Ca: Medical marijuana users launch proposed lawsuit after Health Canada privacy gaffe
I wish I had a dollar for every mailing error where someone’s Social Security number was exposed in the envelope window or embedded in the mailing address – or where one person’s statement got combined with another person’s in the same envelope.
But those kind of mailing errors are nothing compared to a mailing error by Health Canada that resulted in outing 40,000 medical marijuana users. How the heck no one noticed or caught the return mailing address as problematic is the definition of “human error.”
Not surprisingly, a lawsuit has been launched. The Canadian Press reports:
A proposed class action lawsuit has been launched after a slip-up by Health Canada outed thousands of medical marijuana users.
The suit alleges the department put the privacy and safety of 40,000 users at risk when it sent them personally addressed letters in an envelope that on its outside explicitly referred to the Medical Marijuana Access Program.

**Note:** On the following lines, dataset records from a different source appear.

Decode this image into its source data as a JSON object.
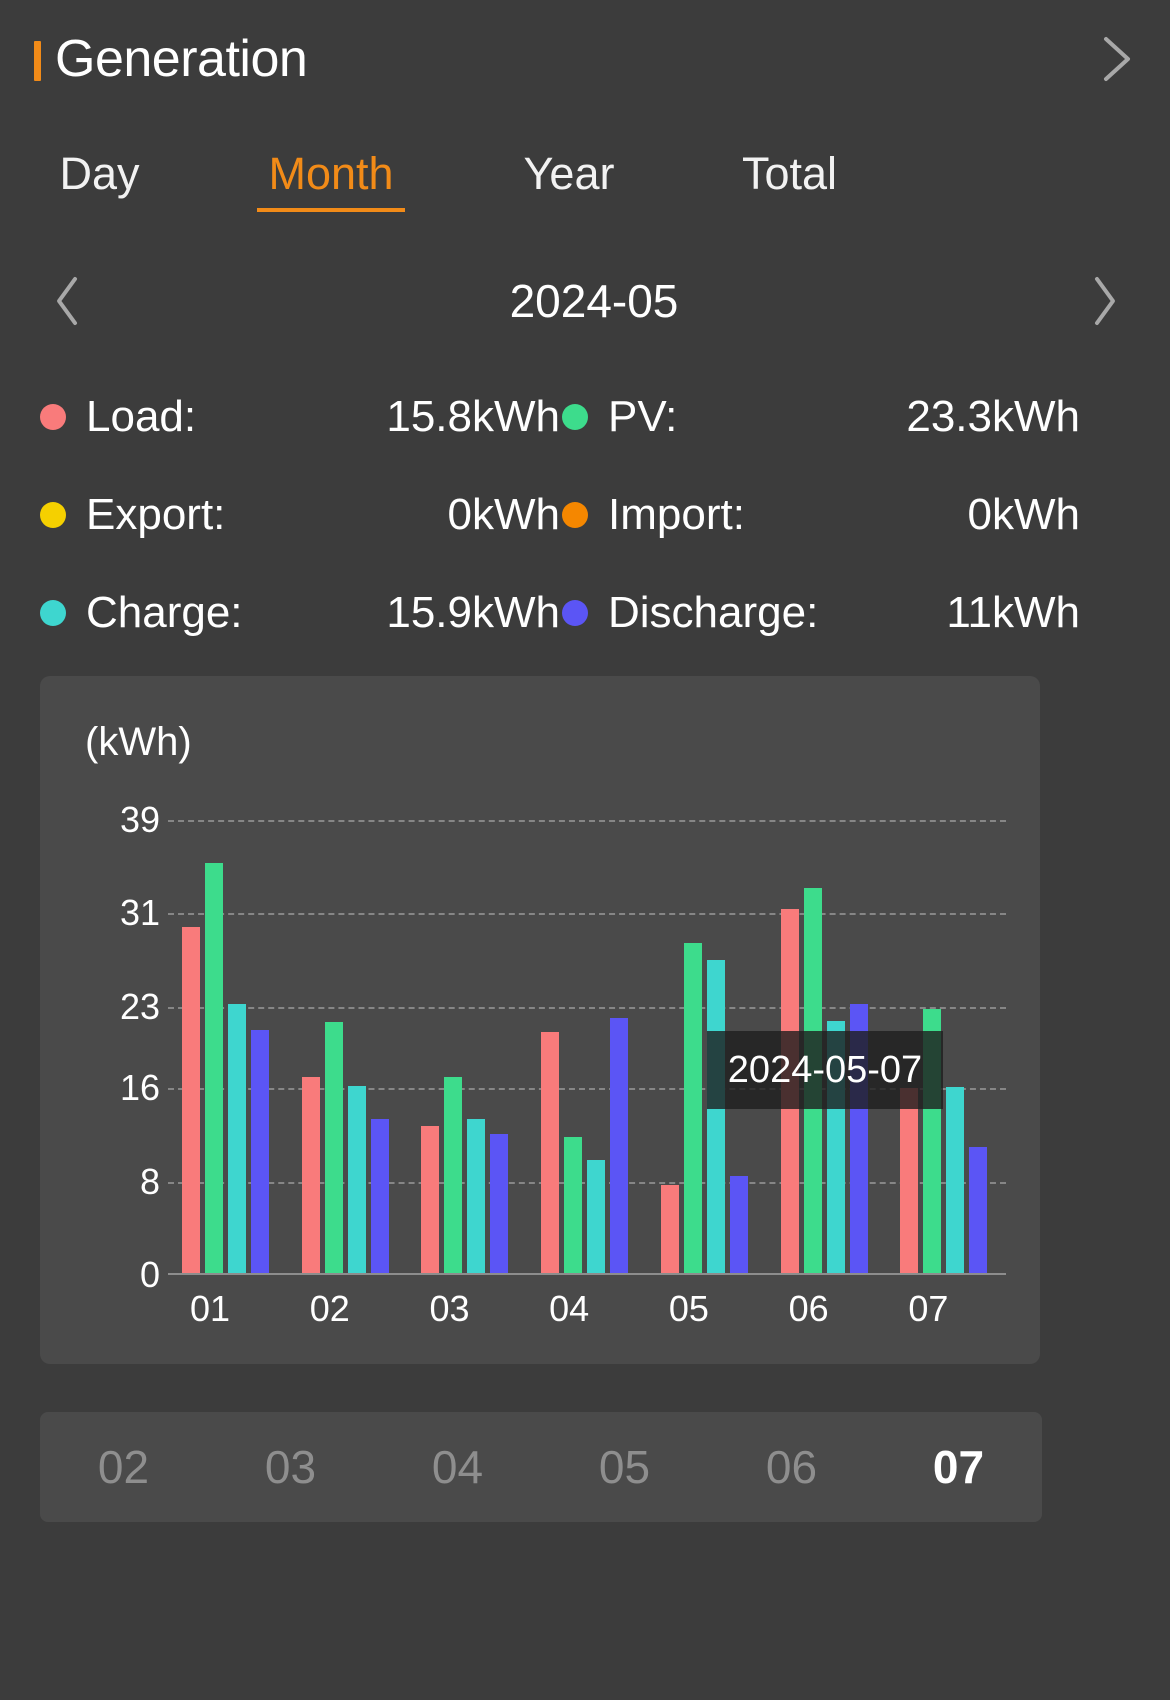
{
  "header": {
    "title": "Generation",
    "accent_color": "#f28b18",
    "chevron_icon": "chevron-right-icon"
  },
  "tabs": [
    {
      "label": "Day",
      "active": false
    },
    {
      "label": "Month",
      "active": true
    },
    {
      "label": "Year",
      "active": false
    },
    {
      "label": "Total",
      "active": false
    }
  ],
  "date_nav": {
    "prev_icon": "chevron-left-icon",
    "next_icon": "chevron-right-icon",
    "value": "2024-05"
  },
  "stats": [
    [
      {
        "label": "Load:",
        "value": "15.8kWh",
        "color": "#f97b7b"
      },
      {
        "label": "PV:",
        "value": "23.3kWh",
        "color": "#3ddc8c"
      }
    ],
    [
      {
        "label": "Export:",
        "value": "0kWh",
        "color": "#f5d000"
      },
      {
        "label": "Import:",
        "value": "0kWh",
        "color": "#f58700"
      }
    ],
    [
      {
        "label": "Charge:",
        "value": "15.9kWh",
        "color": "#3ed6cf"
      },
      {
        "label": "Discharge:",
        "value": "11kWh",
        "color": "#5b55f5"
      }
    ]
  ],
  "chart_data": {
    "type": "bar",
    "title": "",
    "unit_label": "(kWh)",
    "xlabel": "",
    "ylabel": "(kWh)",
    "ylim": [
      0,
      39
    ],
    "yticks": [
      0,
      8,
      16,
      23,
      31,
      39
    ],
    "grid": true,
    "legend_position": "top",
    "categories": [
      "01",
      "02",
      "03",
      "04",
      "05",
      "06",
      "07"
    ],
    "series": [
      {
        "name": "Load",
        "color": "#f97b7b",
        "values": [
          29.8,
          17.0,
          12.8,
          20.8,
          7.7,
          31.4,
          16.0
        ]
      },
      {
        "name": "PV",
        "color": "#3ddc8c",
        "values": [
          35.3,
          21.7,
          17.0,
          11.8,
          28.5,
          33.2,
          22.8
        ]
      },
      {
        "name": "Charge",
        "color": "#3ed6cf",
        "values": [
          23.2,
          16.2,
          13.4,
          9.9,
          27.0,
          21.8,
          16.1
        ]
      },
      {
        "name": "Discharge",
        "color": "#5b55f5",
        "values": [
          21.0,
          13.4,
          12.1,
          22.0,
          8.5,
          23.2,
          11.0
        ]
      }
    ],
    "annotations": [
      {
        "type": "tooltip",
        "text": "2024-05-07"
      }
    ]
  },
  "day_picker": {
    "items": [
      {
        "label": "02",
        "active": false
      },
      {
        "label": "03",
        "active": false
      },
      {
        "label": "04",
        "active": false
      },
      {
        "label": "05",
        "active": false
      },
      {
        "label": "06",
        "active": false
      },
      {
        "label": "07",
        "active": true
      }
    ]
  }
}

The legal action was filed Monday in Federal Court on behalf of Vancouver marijuana activist Jason Wilcox, who was among those identified in last week’s mailings.
Read more on CTV.
Since there is no un-ringing this bell, I wonder how a court would determine harm and damages for the class. Some people, who have kept their medical marijuana use confidential from family, neighbors, and co-workers may find themselves now suffering severe discrimination or social consequences. Others who have been more open about their need for medical marijuana may not suffer any real impact. So what would a court do? And why did Health Canada suddenly switch to mailing via Canada Post when it had previously used a more discreet service that protected privacy?